Przed Sądem Apelacyjnym w Białymstoku rozpoczął się w środę (8.09) proces związany z zabójstwem sprzed ośmiu lat, do którego miało dojść podczas transakcji nielegalnej sprzedaży broni. Oskarżone są cztery osoby

Jedna z nich została nieprawomocnie skazana za zabójstwo na 15 lat więzienia. Kolejna osoba została skazana nieprawomocnie przez Sąd Okręgowy w Ostrołęce (Mazowieckie) na 9 lat więzienia za podżeganie do tego zabójstwa, dwie następne – za pomoc w uniknięciu odpowiedzialności karnej (chodziło o zakopanie zwłok i ukrycie broni) – na 2 lata oraz 2,5 roku.

Śledztwo w tej sprawie prowadziła podlaska delegatura Prokuratury Krajowej. To wyłączony wątek dużego śledztwa dotyczącego przestępczych porachunków i związanych z tym zabójstw. Część ofiar wciąż nie została rozpoznana, śledczy próbują ustalić ich tożsamość.

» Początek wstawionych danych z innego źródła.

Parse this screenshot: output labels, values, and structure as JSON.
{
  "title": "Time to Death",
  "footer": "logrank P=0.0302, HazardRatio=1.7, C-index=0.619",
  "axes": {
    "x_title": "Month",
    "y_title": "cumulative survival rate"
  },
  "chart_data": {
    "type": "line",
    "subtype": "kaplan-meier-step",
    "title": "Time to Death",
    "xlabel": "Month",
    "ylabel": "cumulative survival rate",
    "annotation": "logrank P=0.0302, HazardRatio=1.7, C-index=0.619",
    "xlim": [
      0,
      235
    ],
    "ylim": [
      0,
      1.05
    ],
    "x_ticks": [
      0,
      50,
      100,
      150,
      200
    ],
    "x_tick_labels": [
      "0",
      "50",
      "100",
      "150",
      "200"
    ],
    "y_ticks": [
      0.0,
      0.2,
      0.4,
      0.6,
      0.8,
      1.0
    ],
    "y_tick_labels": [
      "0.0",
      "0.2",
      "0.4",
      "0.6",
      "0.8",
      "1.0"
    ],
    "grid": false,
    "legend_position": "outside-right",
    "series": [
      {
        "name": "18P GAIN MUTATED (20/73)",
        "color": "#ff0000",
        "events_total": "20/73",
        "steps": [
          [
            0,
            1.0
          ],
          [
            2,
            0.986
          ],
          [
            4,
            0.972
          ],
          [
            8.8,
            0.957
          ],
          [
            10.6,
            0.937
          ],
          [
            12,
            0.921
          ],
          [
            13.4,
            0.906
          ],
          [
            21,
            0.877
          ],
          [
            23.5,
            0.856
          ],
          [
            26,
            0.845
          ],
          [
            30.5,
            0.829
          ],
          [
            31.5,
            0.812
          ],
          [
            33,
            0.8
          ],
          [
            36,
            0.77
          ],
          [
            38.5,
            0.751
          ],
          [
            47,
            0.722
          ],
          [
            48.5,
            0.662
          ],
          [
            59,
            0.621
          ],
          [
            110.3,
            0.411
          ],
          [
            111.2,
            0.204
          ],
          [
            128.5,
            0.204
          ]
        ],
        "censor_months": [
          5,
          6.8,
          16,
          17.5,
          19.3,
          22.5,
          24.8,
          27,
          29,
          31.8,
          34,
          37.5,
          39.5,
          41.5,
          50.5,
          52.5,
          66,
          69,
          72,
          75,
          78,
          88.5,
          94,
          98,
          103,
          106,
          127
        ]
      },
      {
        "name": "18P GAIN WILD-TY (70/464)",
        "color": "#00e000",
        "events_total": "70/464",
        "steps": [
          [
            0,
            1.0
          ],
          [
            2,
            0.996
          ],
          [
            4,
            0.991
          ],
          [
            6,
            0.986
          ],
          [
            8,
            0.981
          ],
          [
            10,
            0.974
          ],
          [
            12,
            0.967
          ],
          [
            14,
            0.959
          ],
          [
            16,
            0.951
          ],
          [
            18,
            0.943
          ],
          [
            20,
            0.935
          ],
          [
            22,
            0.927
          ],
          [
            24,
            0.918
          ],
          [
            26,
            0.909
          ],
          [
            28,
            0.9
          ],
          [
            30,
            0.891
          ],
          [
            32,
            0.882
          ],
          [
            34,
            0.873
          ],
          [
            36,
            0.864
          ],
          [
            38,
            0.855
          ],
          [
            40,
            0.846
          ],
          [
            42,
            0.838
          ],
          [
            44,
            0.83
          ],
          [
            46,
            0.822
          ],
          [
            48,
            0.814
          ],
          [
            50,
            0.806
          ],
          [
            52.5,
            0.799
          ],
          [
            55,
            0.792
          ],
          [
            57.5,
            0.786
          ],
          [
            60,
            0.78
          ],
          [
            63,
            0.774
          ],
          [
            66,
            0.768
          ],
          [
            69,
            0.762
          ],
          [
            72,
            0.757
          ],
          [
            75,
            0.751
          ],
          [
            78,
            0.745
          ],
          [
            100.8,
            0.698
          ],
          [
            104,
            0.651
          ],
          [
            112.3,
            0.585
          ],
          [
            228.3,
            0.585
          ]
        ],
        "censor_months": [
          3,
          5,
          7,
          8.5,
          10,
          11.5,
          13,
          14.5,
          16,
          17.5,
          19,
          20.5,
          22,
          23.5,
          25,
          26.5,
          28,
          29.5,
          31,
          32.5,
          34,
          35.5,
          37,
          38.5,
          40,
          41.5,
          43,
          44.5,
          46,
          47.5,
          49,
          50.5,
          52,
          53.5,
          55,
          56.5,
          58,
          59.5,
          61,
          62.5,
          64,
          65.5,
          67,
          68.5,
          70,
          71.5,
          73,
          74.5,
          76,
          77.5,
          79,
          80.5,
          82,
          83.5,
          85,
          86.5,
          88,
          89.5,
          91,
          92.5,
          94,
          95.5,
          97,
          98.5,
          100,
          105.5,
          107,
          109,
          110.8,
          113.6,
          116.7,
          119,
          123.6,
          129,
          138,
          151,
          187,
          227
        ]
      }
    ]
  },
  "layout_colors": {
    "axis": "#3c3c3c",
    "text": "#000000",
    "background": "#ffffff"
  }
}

W sprawie, której rozpoznanie w drugiej instancji rozpoczął w środę białostocki sąd apelacyjny, chodzi o zabójstwo, do którego doszło we wrześniu 2015 roku w lesie na obrzeżach Ostrowi Mazowieckiej, podczas spotkania – jak ustaliła prokuratura – sprzedających i kupujących broń (siedem sztuk) z przemytu.

Pochodzący z Ostrowi Mazowieckiej 31-latek zaginął na początku września 2015 roku. W akcję poszukiwawczą zaangażowała się rodzina (zgłoszenie o zaginięciu złożyła na policji siostra), przyjaciele oraz znajomi. Informacje o zaginięciu i zdjęcia poszukiwanego przekazywane były zarówno przez lokalne jak i ogólnopolskie media. Jego zwłoki zostały odnalezione blisko rok później.

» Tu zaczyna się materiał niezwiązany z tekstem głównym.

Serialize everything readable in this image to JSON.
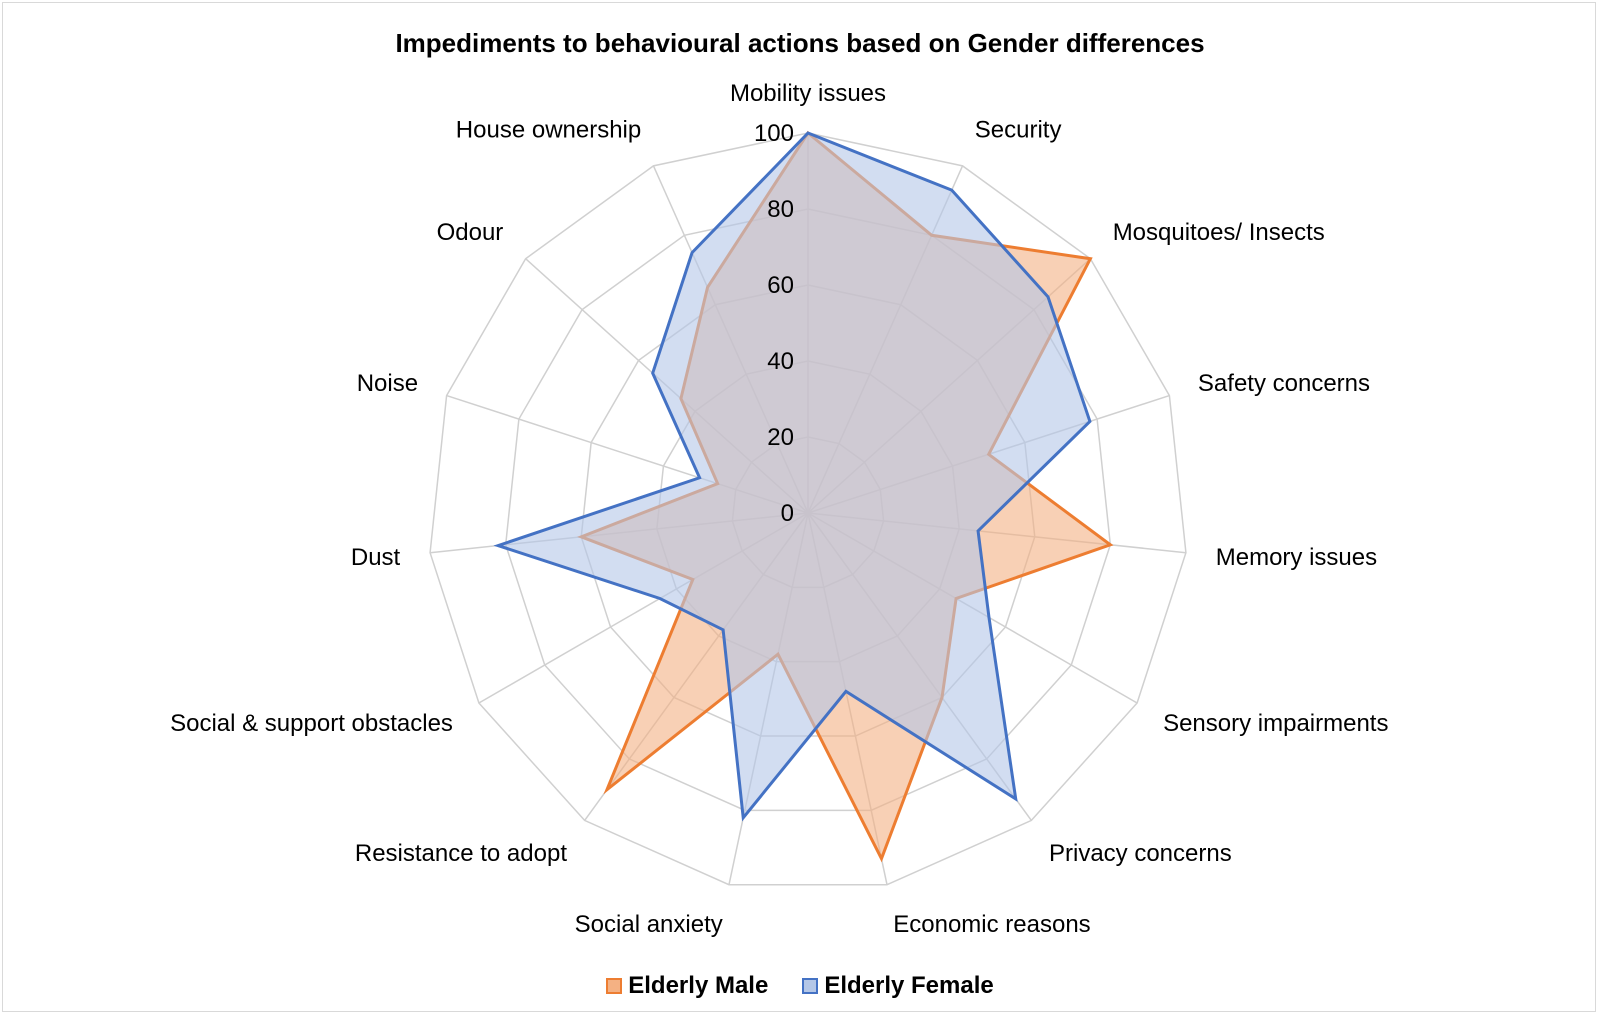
{
  "chart_data": {
    "type": "radar",
    "title": "Impediments to behavioural actions based on Gender differences",
    "categories": [
      "Mobility issues",
      "Security",
      "Mosquitoes/ Insects",
      "Safety concerns",
      "Memory issues",
      "Sensory impairments",
      "Privacy concerns",
      "Economic reasons",
      "Social anxiety",
      "Resistance to adopt",
      "Social & support obstacles",
      "Dust",
      "Noise",
      "Odour",
      "House ownership"
    ],
    "rlim": [
      0,
      100
    ],
    "ticks": [
      "0",
      "20",
      "40",
      "60",
      "80",
      "100"
    ],
    "tick_values": [
      0,
      20,
      40,
      60,
      80,
      100
    ],
    "grid": true,
    "legend_position": "bottom",
    "series": [
      {
        "name": "Elderly Male",
        "color": "#ed7d31",
        "fill": "#f4b183",
        "values": [
          100,
          80,
          100,
          50,
          80,
          45,
          60,
          93,
          38,
          90,
          35,
          60,
          25,
          45,
          65
        ]
      },
      {
        "name": "Elderly Female",
        "color": "#4472c4",
        "fill": "#b4c7e7",
        "values": [
          100,
          93,
          85,
          78,
          45,
          55,
          93,
          48,
          82,
          38,
          45,
          82,
          30,
          55,
          75
        ]
      }
    ]
  }
}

Oskarżonych zostało w sumie czterech mężczyzn

Pierwszemu z nich prokuratura zarzuciła, że w lesie koło Ostrowi Mazowieckiej, działając z zamiarem bezpośrednim zabójstwa, oddał dwa strzały w głowę ofiary. Drugi strzał miał paść po dorozumianej zgodzie innego oskarżonego. Qedług ustaleń śledztwa miał on skinąć głową.

Dwaj kolejni oskarżeni mieli pomagać dwóm pierwszym ukryć zwłoki i broń. Ciało zostało zakopane w lesie w miejscu oznaczonym ogniskiem, które – żeby odstraszać dzikie zwierzęta – zostało też polane olejem napędowym i innymi środkami chemicznymi. Broń jeden z nich zakopał na cmentarzu w Ostrowi Mazowieckiej, obok nagrobka jego krewnych.

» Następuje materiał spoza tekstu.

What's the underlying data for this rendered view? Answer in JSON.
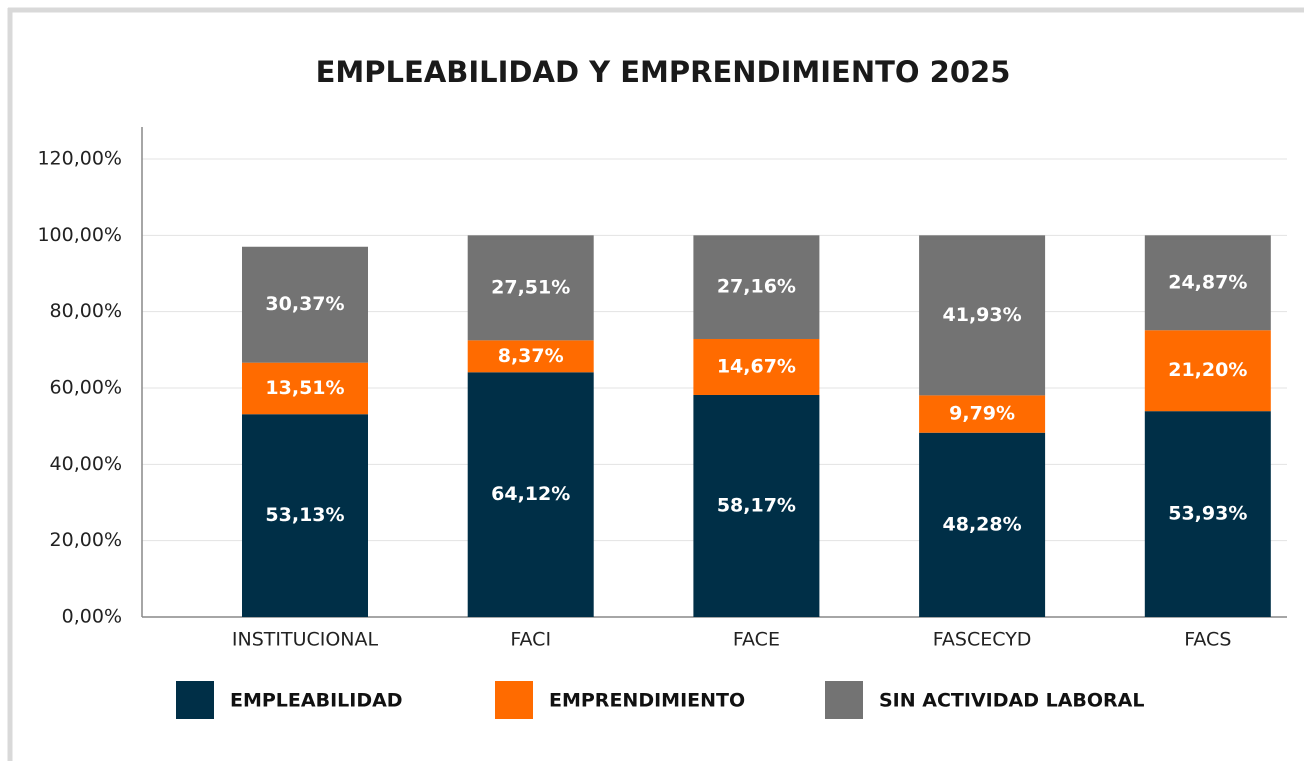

Apelacje złożyli obrońcy trzech nieprawomocnie skazanych i prokuratura.

Adwokaci chcą uniewinnienia, ewentualnie uchylenia wyroków skazujących i zwrotu sprawy do pierwszej instancji. Prokuratura kary orzeczone przez ostrołęcki sąd uważa za rażąco łagodne. Chce uznania wszystkich oskarżonych za współwinnych zabójstwa i wyroków 25, 15, 12 i 7 lat więzienia. W tym ostatnim przypadku chodzi o wyrok z nadzwyczajnym złagodzeniem kary w związku z tym, że oskarżony współpracował i miał status tzw. małego świadka koronnego.

Uwzględniając wniosek obrońców, sąd apelacyjny zdecydował o konieczności przeprowadzenia dodatkowego postępowania dowodowego. W środę przesłuchał troje świadków wskazanych przez adwokatów, kolejnych przesłucha pod koniec sierpnia.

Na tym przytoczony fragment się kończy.